La moyenne, dans ce cas, baisse drastiquement. Selon l’Insee toujours, en 2020, l’espérance de vie sans incapacité atteignait 64,4 ans chez les hommes et 65,9 ans chez les femmes, sans compter les disparités selon le mode de vie.

“Mais 65 ans pour une femme, qui a une espérance de vie totale de 85 ans, ça veut dire 20 ans malade. Cela pose donc un problème. C’est une bonne chose qu’on traite les gens, et qu’on obtienne des résultats avec la médecine d’aujourd’hui, mais ça nous interroge sur ce qu’il doit se passer avant, en prévention”.

Prolonger l’espérance de vie en bonne santé doit être l’enjeu

Pour le Docteur Christophe de Jaeger, l’accent et le décompte dans cette problématique ne sont tout simplement pas placés au bon endroit.

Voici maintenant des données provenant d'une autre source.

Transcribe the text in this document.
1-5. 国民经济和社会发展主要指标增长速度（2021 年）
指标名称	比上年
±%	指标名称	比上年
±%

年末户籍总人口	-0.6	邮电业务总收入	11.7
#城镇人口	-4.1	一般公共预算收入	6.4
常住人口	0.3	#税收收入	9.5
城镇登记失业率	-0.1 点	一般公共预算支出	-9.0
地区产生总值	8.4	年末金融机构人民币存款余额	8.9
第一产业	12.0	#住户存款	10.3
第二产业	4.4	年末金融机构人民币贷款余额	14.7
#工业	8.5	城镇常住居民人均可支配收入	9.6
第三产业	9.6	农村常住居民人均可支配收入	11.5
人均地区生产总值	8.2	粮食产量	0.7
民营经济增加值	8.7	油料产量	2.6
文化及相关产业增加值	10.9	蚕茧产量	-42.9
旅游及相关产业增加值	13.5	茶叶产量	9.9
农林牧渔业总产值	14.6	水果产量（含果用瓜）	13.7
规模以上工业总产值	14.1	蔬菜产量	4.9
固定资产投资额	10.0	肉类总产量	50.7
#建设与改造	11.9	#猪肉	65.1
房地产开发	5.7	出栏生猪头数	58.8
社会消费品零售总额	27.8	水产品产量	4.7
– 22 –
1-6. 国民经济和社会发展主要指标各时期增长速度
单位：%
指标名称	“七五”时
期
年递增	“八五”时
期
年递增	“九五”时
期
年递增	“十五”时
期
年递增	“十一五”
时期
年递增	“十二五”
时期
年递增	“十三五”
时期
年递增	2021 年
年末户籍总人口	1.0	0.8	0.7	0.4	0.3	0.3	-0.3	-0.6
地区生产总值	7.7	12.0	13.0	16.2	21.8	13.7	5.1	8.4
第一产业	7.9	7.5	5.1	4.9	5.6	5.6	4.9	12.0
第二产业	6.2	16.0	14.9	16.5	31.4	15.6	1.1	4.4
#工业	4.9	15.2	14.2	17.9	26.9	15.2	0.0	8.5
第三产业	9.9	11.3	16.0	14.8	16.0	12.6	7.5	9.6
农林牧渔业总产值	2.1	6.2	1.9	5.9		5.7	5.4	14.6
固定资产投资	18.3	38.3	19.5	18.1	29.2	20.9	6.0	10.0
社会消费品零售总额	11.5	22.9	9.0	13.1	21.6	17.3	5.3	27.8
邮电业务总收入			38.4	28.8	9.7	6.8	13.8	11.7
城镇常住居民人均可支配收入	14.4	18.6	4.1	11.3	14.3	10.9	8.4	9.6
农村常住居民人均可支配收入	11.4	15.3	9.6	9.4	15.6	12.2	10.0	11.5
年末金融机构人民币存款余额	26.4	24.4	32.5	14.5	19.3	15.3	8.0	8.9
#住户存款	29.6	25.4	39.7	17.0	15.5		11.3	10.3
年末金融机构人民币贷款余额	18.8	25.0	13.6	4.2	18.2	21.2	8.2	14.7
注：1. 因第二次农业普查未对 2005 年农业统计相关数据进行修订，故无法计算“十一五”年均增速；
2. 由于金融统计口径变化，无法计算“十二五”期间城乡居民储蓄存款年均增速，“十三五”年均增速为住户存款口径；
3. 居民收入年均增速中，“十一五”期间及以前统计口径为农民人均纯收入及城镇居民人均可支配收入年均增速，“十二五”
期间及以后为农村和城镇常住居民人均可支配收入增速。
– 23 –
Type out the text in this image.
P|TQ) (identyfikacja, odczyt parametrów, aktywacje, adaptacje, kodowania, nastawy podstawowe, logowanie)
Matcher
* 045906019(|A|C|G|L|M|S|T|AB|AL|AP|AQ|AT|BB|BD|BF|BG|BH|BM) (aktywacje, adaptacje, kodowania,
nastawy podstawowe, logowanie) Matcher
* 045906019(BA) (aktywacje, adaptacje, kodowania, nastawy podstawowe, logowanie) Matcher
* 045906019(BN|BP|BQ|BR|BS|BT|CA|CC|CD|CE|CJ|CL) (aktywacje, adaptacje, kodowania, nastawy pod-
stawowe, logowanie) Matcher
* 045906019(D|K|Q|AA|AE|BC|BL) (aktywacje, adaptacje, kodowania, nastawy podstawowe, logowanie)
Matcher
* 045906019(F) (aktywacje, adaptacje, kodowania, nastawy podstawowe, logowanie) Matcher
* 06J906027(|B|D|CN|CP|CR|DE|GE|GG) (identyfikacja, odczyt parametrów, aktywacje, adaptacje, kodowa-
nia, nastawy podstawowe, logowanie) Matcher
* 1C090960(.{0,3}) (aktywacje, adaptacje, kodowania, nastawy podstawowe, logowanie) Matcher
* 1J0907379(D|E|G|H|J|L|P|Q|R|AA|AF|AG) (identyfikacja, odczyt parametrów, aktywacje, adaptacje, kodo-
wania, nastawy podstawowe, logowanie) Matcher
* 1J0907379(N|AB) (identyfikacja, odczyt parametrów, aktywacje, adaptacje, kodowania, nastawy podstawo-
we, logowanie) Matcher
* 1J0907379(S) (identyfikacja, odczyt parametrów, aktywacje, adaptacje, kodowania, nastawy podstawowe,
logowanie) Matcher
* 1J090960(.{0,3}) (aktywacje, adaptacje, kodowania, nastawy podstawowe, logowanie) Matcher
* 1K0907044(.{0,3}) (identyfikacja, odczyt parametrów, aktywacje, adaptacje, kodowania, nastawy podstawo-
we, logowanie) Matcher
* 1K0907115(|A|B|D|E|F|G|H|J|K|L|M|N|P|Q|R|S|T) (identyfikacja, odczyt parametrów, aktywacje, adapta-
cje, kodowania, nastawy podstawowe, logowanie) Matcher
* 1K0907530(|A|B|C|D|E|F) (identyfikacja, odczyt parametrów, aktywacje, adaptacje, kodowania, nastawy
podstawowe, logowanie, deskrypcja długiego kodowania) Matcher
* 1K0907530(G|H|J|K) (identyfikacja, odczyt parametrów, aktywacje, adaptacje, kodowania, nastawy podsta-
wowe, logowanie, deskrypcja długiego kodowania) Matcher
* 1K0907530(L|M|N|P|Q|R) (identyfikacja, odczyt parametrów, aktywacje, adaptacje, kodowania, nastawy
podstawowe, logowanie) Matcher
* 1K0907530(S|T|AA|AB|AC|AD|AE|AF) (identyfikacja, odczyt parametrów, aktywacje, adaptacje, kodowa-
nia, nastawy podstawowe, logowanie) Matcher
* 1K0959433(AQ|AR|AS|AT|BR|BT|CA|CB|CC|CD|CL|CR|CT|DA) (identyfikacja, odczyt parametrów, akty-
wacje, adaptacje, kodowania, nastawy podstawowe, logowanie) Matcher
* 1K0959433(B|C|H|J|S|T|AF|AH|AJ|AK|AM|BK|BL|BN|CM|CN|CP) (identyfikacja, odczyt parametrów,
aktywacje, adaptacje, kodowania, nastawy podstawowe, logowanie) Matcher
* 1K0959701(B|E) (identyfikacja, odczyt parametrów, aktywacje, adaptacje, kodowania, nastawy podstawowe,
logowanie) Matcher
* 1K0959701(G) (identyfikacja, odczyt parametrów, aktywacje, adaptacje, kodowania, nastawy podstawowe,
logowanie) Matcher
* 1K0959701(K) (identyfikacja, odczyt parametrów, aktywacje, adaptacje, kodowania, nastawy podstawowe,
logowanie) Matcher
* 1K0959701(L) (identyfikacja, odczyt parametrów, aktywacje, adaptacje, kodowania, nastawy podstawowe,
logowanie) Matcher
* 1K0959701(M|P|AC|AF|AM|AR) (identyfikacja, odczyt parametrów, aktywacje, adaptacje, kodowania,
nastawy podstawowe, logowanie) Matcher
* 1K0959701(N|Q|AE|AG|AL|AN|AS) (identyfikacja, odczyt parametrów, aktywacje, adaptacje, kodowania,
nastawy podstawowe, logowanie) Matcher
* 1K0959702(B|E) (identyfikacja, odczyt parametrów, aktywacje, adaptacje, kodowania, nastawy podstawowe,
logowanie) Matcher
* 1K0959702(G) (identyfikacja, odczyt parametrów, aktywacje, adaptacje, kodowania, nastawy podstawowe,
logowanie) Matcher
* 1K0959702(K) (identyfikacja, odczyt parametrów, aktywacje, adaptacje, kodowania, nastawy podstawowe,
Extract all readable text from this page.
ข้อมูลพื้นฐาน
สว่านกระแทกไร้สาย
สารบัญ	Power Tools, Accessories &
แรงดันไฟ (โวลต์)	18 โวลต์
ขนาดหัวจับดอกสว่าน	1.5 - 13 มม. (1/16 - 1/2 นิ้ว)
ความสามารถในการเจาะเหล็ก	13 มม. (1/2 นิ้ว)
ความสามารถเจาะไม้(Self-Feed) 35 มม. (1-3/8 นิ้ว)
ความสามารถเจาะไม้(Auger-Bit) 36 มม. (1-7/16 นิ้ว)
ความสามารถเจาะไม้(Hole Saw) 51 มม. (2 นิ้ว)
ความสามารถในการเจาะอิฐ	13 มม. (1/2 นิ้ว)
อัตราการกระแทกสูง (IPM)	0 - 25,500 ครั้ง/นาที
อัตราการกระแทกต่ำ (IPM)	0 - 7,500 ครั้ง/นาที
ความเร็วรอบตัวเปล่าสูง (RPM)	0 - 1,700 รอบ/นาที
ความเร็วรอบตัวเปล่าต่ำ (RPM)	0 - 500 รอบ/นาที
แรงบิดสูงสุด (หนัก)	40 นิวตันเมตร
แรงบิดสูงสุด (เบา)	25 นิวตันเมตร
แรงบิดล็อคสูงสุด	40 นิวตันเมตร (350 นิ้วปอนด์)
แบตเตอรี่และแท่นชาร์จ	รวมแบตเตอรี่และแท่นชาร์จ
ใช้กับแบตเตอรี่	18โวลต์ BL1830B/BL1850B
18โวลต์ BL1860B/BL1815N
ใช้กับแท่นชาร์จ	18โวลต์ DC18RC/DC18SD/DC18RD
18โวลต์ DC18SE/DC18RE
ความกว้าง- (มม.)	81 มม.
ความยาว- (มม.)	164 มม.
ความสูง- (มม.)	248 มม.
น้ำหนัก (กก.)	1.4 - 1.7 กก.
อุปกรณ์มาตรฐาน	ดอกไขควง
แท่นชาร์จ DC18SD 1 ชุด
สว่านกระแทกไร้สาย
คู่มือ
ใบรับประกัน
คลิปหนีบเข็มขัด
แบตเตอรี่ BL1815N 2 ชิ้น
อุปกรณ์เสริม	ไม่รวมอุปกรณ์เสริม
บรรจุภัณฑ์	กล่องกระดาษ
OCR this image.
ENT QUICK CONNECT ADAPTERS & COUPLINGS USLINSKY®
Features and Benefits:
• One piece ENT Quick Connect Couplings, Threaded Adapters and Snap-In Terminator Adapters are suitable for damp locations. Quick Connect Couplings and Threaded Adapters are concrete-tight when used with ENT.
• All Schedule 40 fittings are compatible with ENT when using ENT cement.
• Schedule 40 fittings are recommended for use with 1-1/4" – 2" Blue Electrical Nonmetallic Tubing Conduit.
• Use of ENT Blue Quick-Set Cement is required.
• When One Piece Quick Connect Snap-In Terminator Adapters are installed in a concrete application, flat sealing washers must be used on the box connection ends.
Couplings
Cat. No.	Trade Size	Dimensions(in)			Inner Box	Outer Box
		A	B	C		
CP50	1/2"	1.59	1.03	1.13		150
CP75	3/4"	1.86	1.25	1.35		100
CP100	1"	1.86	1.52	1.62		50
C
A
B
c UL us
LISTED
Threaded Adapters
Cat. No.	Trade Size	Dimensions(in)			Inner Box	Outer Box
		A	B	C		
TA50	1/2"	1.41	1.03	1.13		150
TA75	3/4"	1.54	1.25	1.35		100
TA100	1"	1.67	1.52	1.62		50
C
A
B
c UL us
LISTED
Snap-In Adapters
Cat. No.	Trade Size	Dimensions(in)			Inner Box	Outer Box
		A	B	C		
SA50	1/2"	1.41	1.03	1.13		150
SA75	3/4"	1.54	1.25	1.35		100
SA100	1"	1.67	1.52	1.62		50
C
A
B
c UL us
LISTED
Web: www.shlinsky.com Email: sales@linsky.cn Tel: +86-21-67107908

“Une fois qu’une personne est malade, c’est le système de santé qui le prend en charge et ce sont les traitements médicaux qui vont prolonger la vie de gens malades. Cette espérance de vie est liée aux progrès médicaux. Mais personne ne s’interroge sur comment augmenter cette espérance de vie en bonne santé ? Alors que c’est là que des efforts doivent être faits. Pour que l’espérance de vie “en bonne santé” passe de 65 à 70 ou 75 ans et ainsi profiter pleinement de ses années de retraite”.

Ainsi, les chiffres statistiques offrent un panorama intéressant, que ce soit pour la retraite ou d’autres décisions. Mais pour le médecin, ils ne doivent pas cacher la réalité de ce que vit chaque individu.

Ces chiffres ne font que mettre en évidence la nécessite d’une prise en charge le plus tôt possible pour rester acteur de sa santé… Ce qui devrait être la priorité offerte aux Français avant même de parler de retraite.

Sources

Le Docteur Christophe de Jaeger est médecin et son travail est centré sur la physiologie de la sénescence depuis plus de 30 ans.

Il a développé en particulier la notion d’âge physiologique (différent de l’âge chronologique et

de l’âge ressenti) et sa prise en charge afin d’optimiser le capital santé de chacun et de lui conserver le plus longtemps possible ses capacités physiologiques. En d’autres termes, rester en bonne santé le plus longtemps possible.

De formation initiale gérontologue, il a rapidement complété son cursus à la faculté des sciences en biologie de la sénescence. Il enseigne à la faculté de médecine de Paris et de Lille et également à la faculté des sciences dans le Master de biologie du vieillissement. Il a écrit ou coécrit de nombreux livres dont une dizaine grand public, ainsi que de nombreux articles scientifiques.

Son dernier ouvrage grand public  »Médecine de la Longévité : Une révolution ! » est publié en octobre 2023 chez Guy Trédaniel éditeur.